Nach dem ruhigen Sonntag unter dem Hochdruckgebiet „Pythagoras“ nimmt die Hitze in Norddeutschland wieder Fahrt auf. Zum Wochenstart steigen die Temperaturen deutlich an.
Bis zu 33 Grad am Montag
Am Montag werden je nach Region 29 bis 33 Grad erwartet. Die höchsten Werte: 29 Grad im Kreis Herzogtum Lauenburg (Schleswig-Holstein), 30 Grad in Hamburg und im Landkreis Ludwigslust-Parchim (Mecklenburg-Vorpommern) sowie 33 Grad im Landkreis Emsland (Niedersachsen).
Am Dienstag vielerorts über 30 Grad
Am Dienstag wird es voraussichtlich vielerorts im Norden noch wärmer: Die 30 Grad werden verbreitet überschritten, am wärmsten wird es erneut in Niedersachsen mit bis zu 34 Grad. Dabei wird es schwül, eine starke Wärmebelastung ist zu erwarten.

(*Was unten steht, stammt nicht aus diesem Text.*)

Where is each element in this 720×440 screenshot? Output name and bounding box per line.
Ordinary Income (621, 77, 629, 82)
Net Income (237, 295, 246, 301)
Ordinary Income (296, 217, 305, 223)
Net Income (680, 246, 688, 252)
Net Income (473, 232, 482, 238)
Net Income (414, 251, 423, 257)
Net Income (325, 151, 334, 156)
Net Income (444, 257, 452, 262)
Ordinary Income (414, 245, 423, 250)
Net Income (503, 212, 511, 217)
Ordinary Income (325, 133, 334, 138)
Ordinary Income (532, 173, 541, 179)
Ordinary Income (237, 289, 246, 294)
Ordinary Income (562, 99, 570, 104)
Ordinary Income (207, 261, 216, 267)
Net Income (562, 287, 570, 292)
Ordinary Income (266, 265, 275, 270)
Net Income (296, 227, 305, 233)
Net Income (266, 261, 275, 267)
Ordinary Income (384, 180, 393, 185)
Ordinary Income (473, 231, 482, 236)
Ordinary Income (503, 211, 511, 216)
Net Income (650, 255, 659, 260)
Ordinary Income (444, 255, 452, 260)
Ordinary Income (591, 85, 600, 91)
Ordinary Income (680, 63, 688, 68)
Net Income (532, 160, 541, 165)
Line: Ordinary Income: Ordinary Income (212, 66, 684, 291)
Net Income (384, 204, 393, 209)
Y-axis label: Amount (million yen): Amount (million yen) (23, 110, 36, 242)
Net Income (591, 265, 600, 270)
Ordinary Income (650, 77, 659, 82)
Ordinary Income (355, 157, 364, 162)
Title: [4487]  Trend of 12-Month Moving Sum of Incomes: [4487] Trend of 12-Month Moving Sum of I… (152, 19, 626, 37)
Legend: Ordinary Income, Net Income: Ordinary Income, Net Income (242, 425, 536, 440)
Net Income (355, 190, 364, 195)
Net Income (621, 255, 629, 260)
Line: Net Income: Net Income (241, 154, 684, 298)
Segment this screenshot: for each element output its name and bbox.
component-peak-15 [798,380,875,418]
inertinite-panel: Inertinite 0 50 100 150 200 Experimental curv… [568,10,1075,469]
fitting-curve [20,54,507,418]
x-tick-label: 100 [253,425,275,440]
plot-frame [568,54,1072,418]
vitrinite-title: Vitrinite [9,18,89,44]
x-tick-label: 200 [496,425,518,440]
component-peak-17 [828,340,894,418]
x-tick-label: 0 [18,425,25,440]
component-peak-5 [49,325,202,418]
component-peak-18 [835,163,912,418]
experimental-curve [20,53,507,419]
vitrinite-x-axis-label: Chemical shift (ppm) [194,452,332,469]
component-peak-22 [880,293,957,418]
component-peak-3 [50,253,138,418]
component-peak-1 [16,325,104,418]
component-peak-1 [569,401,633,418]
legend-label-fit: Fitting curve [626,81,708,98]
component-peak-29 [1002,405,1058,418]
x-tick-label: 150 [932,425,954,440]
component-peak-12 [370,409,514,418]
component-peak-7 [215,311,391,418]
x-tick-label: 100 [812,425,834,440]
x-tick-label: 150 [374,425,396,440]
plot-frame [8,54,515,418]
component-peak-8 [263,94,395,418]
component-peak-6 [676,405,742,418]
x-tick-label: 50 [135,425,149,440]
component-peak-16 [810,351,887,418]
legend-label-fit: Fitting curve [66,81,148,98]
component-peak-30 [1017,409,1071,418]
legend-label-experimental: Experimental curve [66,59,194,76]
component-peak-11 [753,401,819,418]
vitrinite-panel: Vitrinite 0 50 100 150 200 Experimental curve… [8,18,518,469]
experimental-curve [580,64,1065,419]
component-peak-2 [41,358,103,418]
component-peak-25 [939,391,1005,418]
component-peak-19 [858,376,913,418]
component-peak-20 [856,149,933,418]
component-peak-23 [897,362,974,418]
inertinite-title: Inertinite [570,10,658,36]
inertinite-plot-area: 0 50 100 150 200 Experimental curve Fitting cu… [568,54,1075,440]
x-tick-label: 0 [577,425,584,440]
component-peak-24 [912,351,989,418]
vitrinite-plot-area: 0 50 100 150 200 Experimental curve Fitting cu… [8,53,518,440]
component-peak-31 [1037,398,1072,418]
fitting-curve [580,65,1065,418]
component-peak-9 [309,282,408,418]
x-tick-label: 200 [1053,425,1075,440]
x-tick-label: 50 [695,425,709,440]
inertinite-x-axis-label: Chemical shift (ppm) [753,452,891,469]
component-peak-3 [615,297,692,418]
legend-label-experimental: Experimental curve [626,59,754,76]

Schauer und Gewitter am Wochenstart
Der Montag bleibt tagsüber weitgehend trocken und freundlich. Später am Tag oder in der Nacht ziehen jedoch örtlich Schauer auf, vereinzelt auch Gewitter, die in Niedersachsen kräftig ausfallen können. Am Dienstag muss verbreitet mit Schauern und Gewittern gerechnet werden. In Mecklenburg-Vorpommern sind örtlich Starkregen und Hagel möglich.
Unwetter-Bilanz: Umgestürzte Bäume, volle Keller, gestörter Zugverkehr
Erst am Freitag hatte ein Unwetter im Norden für zahlreiche Einsätze gesorgt. In Kirchgellersen (Landkreis Lüneburg) waren Feuerwehren wegen umgestürzter Bäume und blockierter Straßen im Einsatz. Anwohner berichteten von daumendicken Hagelkörnern. In Hamburg musste die Feuerwehr wegen des starken Regens zu 85 Einsätzen ausrücken.
Bereits am Donnerstag hatten Gewitter viele Feuerwehreinsätze ausgelöst. In Niedersachsen und im Süden Schleswig-Holsteins knickten Bäume um, Keller liefen mit Regenwasser voll. Auch in Mecklenburg-Vorpommern gerieten Wassersportler in Not, umgestürzte Bäume behinderten den Verkehr. Bei Bad Bevensen (Landkreis Uelzen) beschädigte ein Gewitter eine Oberleitung – bis zum Freitagnachmittag war der Bahnverkehr auf den Strecken Hamburg-Uelzen und Hamburg-Bremen gestört.